Physical AI Agent Capabilities
Physical AI Agents are designed to translate natural language instructions into executable robotics and computer vision code using the Telekinesis Skill Library. They operate at the code generation layer, composing Skills into structured programs that can be run in standard Python environments.
This section describes what Physical AI Agents can and cannot do in practice.
Core Capabilities
Physical AI Agents can:
- Generate executable Python code from natural language instructions
- Select and compose Telekinesis Skills into functional pipelines
- Translate vision-based tasks into structured processing workflows
- Build multi-step programs (e.g., detect → filter → track → output)
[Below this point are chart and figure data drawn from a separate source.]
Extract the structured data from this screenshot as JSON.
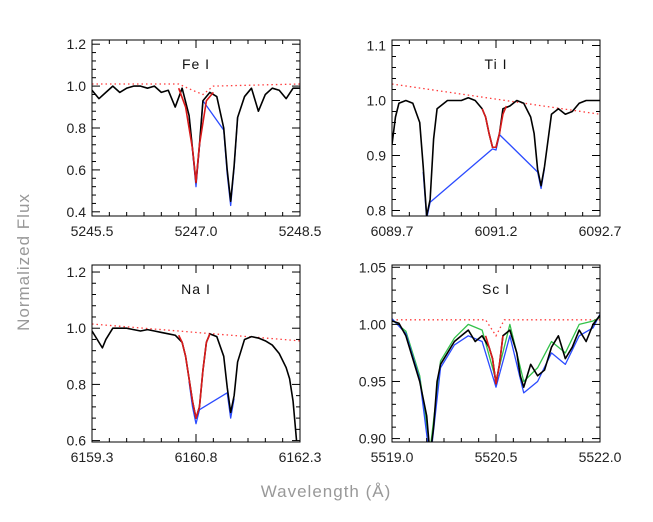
{
  "figure": {
    "xlabel": "Wavelength (Å)",
    "ylabel": "Normalized Flux"
  },
  "colors": {
    "observed": "#000000",
    "model_blue": "#2b4bff",
    "model_green": "#33c24a",
    "fit_red": "#d91a1a",
    "continuum": "#ff3b3b"
  },
  "chart_data": [
    {
      "type": "line",
      "panel_label": "Fe I",
      "xlim": [
        5245.5,
        5248.5
      ],
      "ylim": [
        0.38,
        1.22
      ],
      "xticks": [
        5245.5,
        5247.0,
        5248.5
      ],
      "xtick_labels": [
        "5245.5",
        "5247.0",
        "5248.5"
      ],
      "yticks": [
        0.4,
        0.6,
        0.8,
        1.0,
        1.2
      ],
      "ytick_labels": [
        "0.4",
        "0.6",
        "0.8",
        "1.0",
        "1.2"
      ],
      "continuum": {
        "x": [
          5245.5,
          5246.75,
          5246.95,
          5247.1,
          5247.25,
          5248.5
        ],
        "y": [
          1.01,
          1.01,
          0.98,
          0.96,
          1.0,
          1.01
        ]
      },
      "series": [
        {
          "role": "observed",
          "x": [
            5245.5,
            5245.6,
            5245.7,
            5245.8,
            5245.9,
            5246.0,
            5246.1,
            5246.2,
            5246.3,
            5246.4,
            5246.5,
            5246.6,
            5246.7,
            5246.8,
            5246.9,
            5246.95,
            5247.0,
            5247.05,
            5247.1,
            5247.2,
            5247.3,
            5247.4,
            5247.45,
            5247.5,
            5247.55,
            5247.6,
            5247.7,
            5247.8,
            5247.9,
            5248.0,
            5248.1,
            5248.2,
            5248.3,
            5248.4,
            5248.5
          ],
          "y": [
            0.98,
            0.94,
            0.97,
            1.0,
            0.97,
            0.99,
            1.0,
            1.0,
            0.99,
            1.0,
            0.97,
            0.98,
            0.9,
            0.99,
            0.86,
            0.7,
            0.54,
            0.72,
            0.93,
            0.97,
            0.95,
            0.8,
            0.6,
            0.45,
            0.62,
            0.85,
            0.95,
            0.99,
            0.88,
            0.96,
            0.99,
            0.98,
            0.94,
            0.99,
            0.99
          ]
        },
        {
          "role": "model_blue",
          "x": [
            5246.9,
            5246.95,
            5247.0,
            5247.05,
            5247.1,
            5247.4,
            5247.45,
            5247.5,
            5247.55,
            5247.6
          ],
          "y": [
            0.86,
            0.69,
            0.52,
            0.71,
            0.93,
            0.79,
            0.58,
            0.43,
            0.61,
            0.85
          ]
        },
        {
          "role": "fit_red",
          "x": [
            5246.75,
            5246.85,
            5246.95,
            5247.0,
            5247.05,
            5247.15,
            5247.25
          ],
          "y": [
            0.99,
            0.9,
            0.7,
            0.54,
            0.72,
            0.93,
            0.97
          ]
        }
      ]
    },
    {
      "type": "line",
      "panel_label": "Ti I",
      "xlim": [
        6089.7,
        6092.7
      ],
      "ylim": [
        0.79,
        1.11
      ],
      "xticks": [
        6089.7,
        6091.2,
        6092.7
      ],
      "xtick_labels": [
        "6089.7",
        "6091.2",
        "6092.7"
      ],
      "yticks": [
        0.8,
        0.9,
        1.0,
        1.1
      ],
      "ytick_labels": [
        "0.8",
        "0.9",
        "1.0",
        "1.1"
      ],
      "continuum": {
        "x": [
          6089.7,
          6092.7
        ],
        "y": [
          1.03,
          0.975
        ]
      },
      "series": [
        {
          "role": "observed",
          "x": [
            6089.7,
            6089.75,
            6089.8,
            6089.9,
            6090.0,
            6090.1,
            6090.15,
            6090.2,
            6090.25,
            6090.3,
            6090.35,
            6090.4,
            6090.5,
            6090.6,
            6090.7,
            6090.8,
            6090.9,
            6091.0,
            6091.05,
            6091.1,
            6091.15,
            6091.2,
            6091.25,
            6091.3,
            6091.4,
            6091.5,
            6091.6,
            6091.7,
            6091.75,
            6091.8,
            6091.85,
            6091.9,
            6092.0,
            6092.1,
            6092.2,
            6092.3,
            6092.4,
            6092.5,
            6092.6,
            6092.7
          ],
          "y": [
            0.92,
            0.97,
            0.995,
            1.0,
            0.995,
            0.96,
            0.88,
            0.79,
            0.82,
            0.93,
            0.985,
            0.99,
            1.0,
            1.0,
            1.0,
            1.005,
            1.0,
            0.985,
            0.97,
            0.94,
            0.915,
            0.915,
            0.94,
            0.985,
            0.99,
            1.0,
            0.995,
            0.97,
            0.94,
            0.875,
            0.845,
            0.88,
            0.975,
            0.985,
            0.975,
            0.98,
            0.995,
            1.0,
            1.0,
            1.0
          ]
        },
        {
          "role": "model_blue",
          "x": [
            6090.15,
            6090.2,
            6090.25,
            6091.15,
            6091.2,
            6091.25,
            6091.8,
            6091.85,
            6091.9
          ],
          "y": [
            0.87,
            0.785,
            0.815,
            0.912,
            0.91,
            0.938,
            0.87,
            0.84,
            0.877
          ]
        },
        {
          "role": "fit_red",
          "x": [
            6091.0,
            6091.05,
            6091.1,
            6091.15,
            6091.2,
            6091.25,
            6091.3,
            6091.35
          ],
          "y": [
            0.985,
            0.97,
            0.94,
            0.915,
            0.915,
            0.94,
            0.975,
            0.99
          ]
        }
      ]
    },
    {
      "type": "line",
      "panel_label": "Na I",
      "xlim": [
        6159.3,
        6162.3
      ],
      "ylim": [
        0.595,
        1.225
      ],
      "xticks": [
        6159.3,
        6160.8,
        6162.3
      ],
      "xtick_labels": [
        "6159.3",
        "6160.8",
        "6162.3"
      ],
      "yticks": [
        0.6,
        0.8,
        1.0,
        1.2
      ],
      "ytick_labels": [
        "0.6",
        "0.8",
        "1.0",
        "1.2"
      ],
      "continuum": {
        "x": [
          6159.3,
          6162.3
        ],
        "y": [
          1.015,
          0.955
        ]
      },
      "series": [
        {
          "role": "observed",
          "x": [
            6159.3,
            6159.4,
            6159.45,
            6159.5,
            6159.6,
            6159.7,
            6159.8,
            6159.9,
            6160.0,
            6160.1,
            6160.2,
            6160.3,
            6160.4,
            6160.5,
            6160.6,
            6160.65,
            6160.7,
            6160.75,
            6160.8,
            6160.85,
            6160.9,
            6160.95,
            6161.0,
            6161.1,
            6161.2,
            6161.25,
            6161.3,
            6161.35,
            6161.4,
            6161.5,
            6161.6,
            6161.7,
            6161.8,
            6161.9,
            6162.0,
            6162.1,
            6162.15,
            6162.2,
            6162.25
          ],
          "y": [
            0.99,
            0.95,
            0.93,
            0.96,
            1.0,
            1.0,
            1.0,
            0.995,
            0.99,
            0.995,
            0.99,
            0.985,
            0.98,
            0.975,
            0.95,
            0.9,
            0.82,
            0.74,
            0.68,
            0.72,
            0.85,
            0.95,
            0.98,
            0.97,
            0.9,
            0.79,
            0.7,
            0.76,
            0.88,
            0.96,
            0.97,
            0.965,
            0.955,
            0.94,
            0.91,
            0.86,
            0.82,
            0.74,
            0.6
          ]
        },
        {
          "role": "model_blue",
          "x": [
            6160.7,
            6160.75,
            6160.8,
            6160.85,
            6161.25,
            6161.3,
            6161.35
          ],
          "y": [
            0.81,
            0.72,
            0.66,
            0.71,
            0.77,
            0.68,
            0.75
          ]
        },
        {
          "role": "fit_red",
          "x": [
            6160.55,
            6160.6,
            6160.65,
            6160.7,
            6160.75,
            6160.8,
            6160.85,
            6160.9,
            6160.95,
            6161.0
          ],
          "y": [
            0.975,
            0.95,
            0.9,
            0.82,
            0.74,
            0.68,
            0.72,
            0.85,
            0.95,
            0.98
          ]
        }
      ]
    },
    {
      "type": "line",
      "panel_label": "Sc I",
      "xlim": [
        5519.0,
        5522.0
      ],
      "ylim": [
        0.897,
        1.052
      ],
      "xticks": [
        5519.0,
        5520.5,
        5522.0
      ],
      "xtick_labels": [
        "5519.0",
        "5520.5",
        "5522.0"
      ],
      "yticks": [
        0.9,
        0.95,
        1.0,
        1.05
      ],
      "ytick_labels": [
        "0.90",
        "0.95",
        "1.00",
        "1.05"
      ],
      "continuum": {
        "x": [
          5519.0,
          5520.35,
          5520.5,
          5520.62,
          5522.0
        ],
        "y": [
          1.004,
          1.004,
          0.99,
          1.004,
          1.004
        ]
      },
      "series": [
        {
          "role": "observed",
          "x": [
            5519.0,
            5519.1,
            5519.2,
            5519.3,
            5519.4,
            5519.5,
            5519.55,
            5519.6,
            5519.65,
            5519.7,
            5519.8,
            5519.9,
            5520.0,
            5520.1,
            5520.2,
            5520.3,
            5520.4,
            5520.45,
            5520.5,
            5520.55,
            5520.6,
            5520.7,
            5520.8,
            5520.85,
            5520.9,
            5521.0,
            5521.1,
            5521.2,
            5521.3,
            5521.4,
            5521.5,
            5521.6,
            5521.7,
            5521.8,
            5521.9,
            5522.0
          ],
          "y": [
            1.003,
            1.001,
            0.99,
            0.97,
            0.95,
            0.92,
            0.885,
            0.91,
            0.95,
            0.965,
            0.975,
            0.985,
            0.99,
            0.995,
            0.985,
            0.99,
            0.98,
            0.97,
            0.948,
            0.965,
            0.99,
            0.995,
            0.975,
            0.955,
            0.945,
            0.965,
            0.955,
            0.96,
            0.98,
            0.99,
            0.97,
            0.98,
            0.995,
            0.985,
            1.0,
            1.008
          ]
        },
        {
          "role": "model_blue",
          "x": [
            5519.0,
            5519.2,
            5519.4,
            5519.55,
            5519.7,
            5519.9,
            5520.1,
            5520.3,
            5520.5,
            5520.7,
            5520.9,
            5521.1,
            5521.3,
            5521.5,
            5521.7,
            5521.9,
            5522.0
          ],
          "y": [
            1.005,
            0.992,
            0.952,
            0.88,
            0.962,
            0.982,
            0.99,
            0.985,
            0.945,
            0.99,
            0.94,
            0.95,
            0.975,
            0.965,
            0.99,
            0.997,
            1.009
          ]
        },
        {
          "role": "model_green",
          "x": [
            5519.0,
            5519.2,
            5519.4,
            5519.55,
            5519.7,
            5519.9,
            5520.1,
            5520.3,
            5520.5,
            5520.7,
            5520.9,
            5521.1,
            5521.3,
            5521.5,
            5521.7,
            5521.9,
            5522.0
          ],
          "y": [
            1.004,
            0.994,
            0.955,
            0.89,
            0.968,
            0.988,
            1.0,
            0.995,
            0.951,
            1.0,
            0.95,
            0.962,
            0.985,
            0.975,
            1.0,
            1.003,
            1.006
          ]
        },
        {
          "role": "fit_red",
          "x": [
            5520.35,
            5520.4,
            5520.45,
            5520.5,
            5520.55,
            5520.6
          ],
          "y": [
            0.99,
            0.98,
            0.97,
            0.948,
            0.965,
            0.99
          ]
        }
      ]
    }
  ]
}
- Adapt generated code based on conversational refinement
- Produce structured outputs suitable for robotics and perception systems
Supported Task Types
Physical AI Agents are optimized for tasks involving perception, vision, and structured automation.
Vision Tasks
- Object detection in images and video streams
- Real-time webcam-based detection pipelines
- Classification of visual inputs
- Bounding box generation and annotation
Video & Streaming Tasks
- Frame-by-frame processing pipelines
- Multi-object tracking across time
- Real-time inference workflows
Pipeline Construction
- Multi-step vision processing workflows
- Composition of detection, filtering, and transformation steps
- Structured data extraction from visual inputs
Code Generation Tasks
- Python code generation using Telekinesis Skills
- Integration of vision libraries and robotics tooling
- Modular pipeline construction for reuse and extension
System Boundaries
Physical AI Agents operate within defined constraints:
- No direct control of physical robots or hardware execution
- No access to file systems or external project environments
- No persistent memory across sessions
- No execution outside the provided Skill-based environment
- No implicit system or workspace awareness
All outputs are generated as code that must be explicitly executed in a supported environment.
What Makes This System Different
Unlike end-to-end robotics policies, Physical AI Agents operate at the code generation layer rather than the control layer.
This enables:
- Composability — complex behaviors built from reusable Skills
- Transparency — generated logic is explicit and inspectable
- Flexibility — output can be modified before execution
- Modularity — Skills (including perception models) can be swapped or extended
Key Principle
Physical AI Agents do not directly perform actions. They generate structured programs that describe how actions should be executed using the Telekinesis Skill Library.
Their capability is defined by the Skills available to them and the structure of the generated code.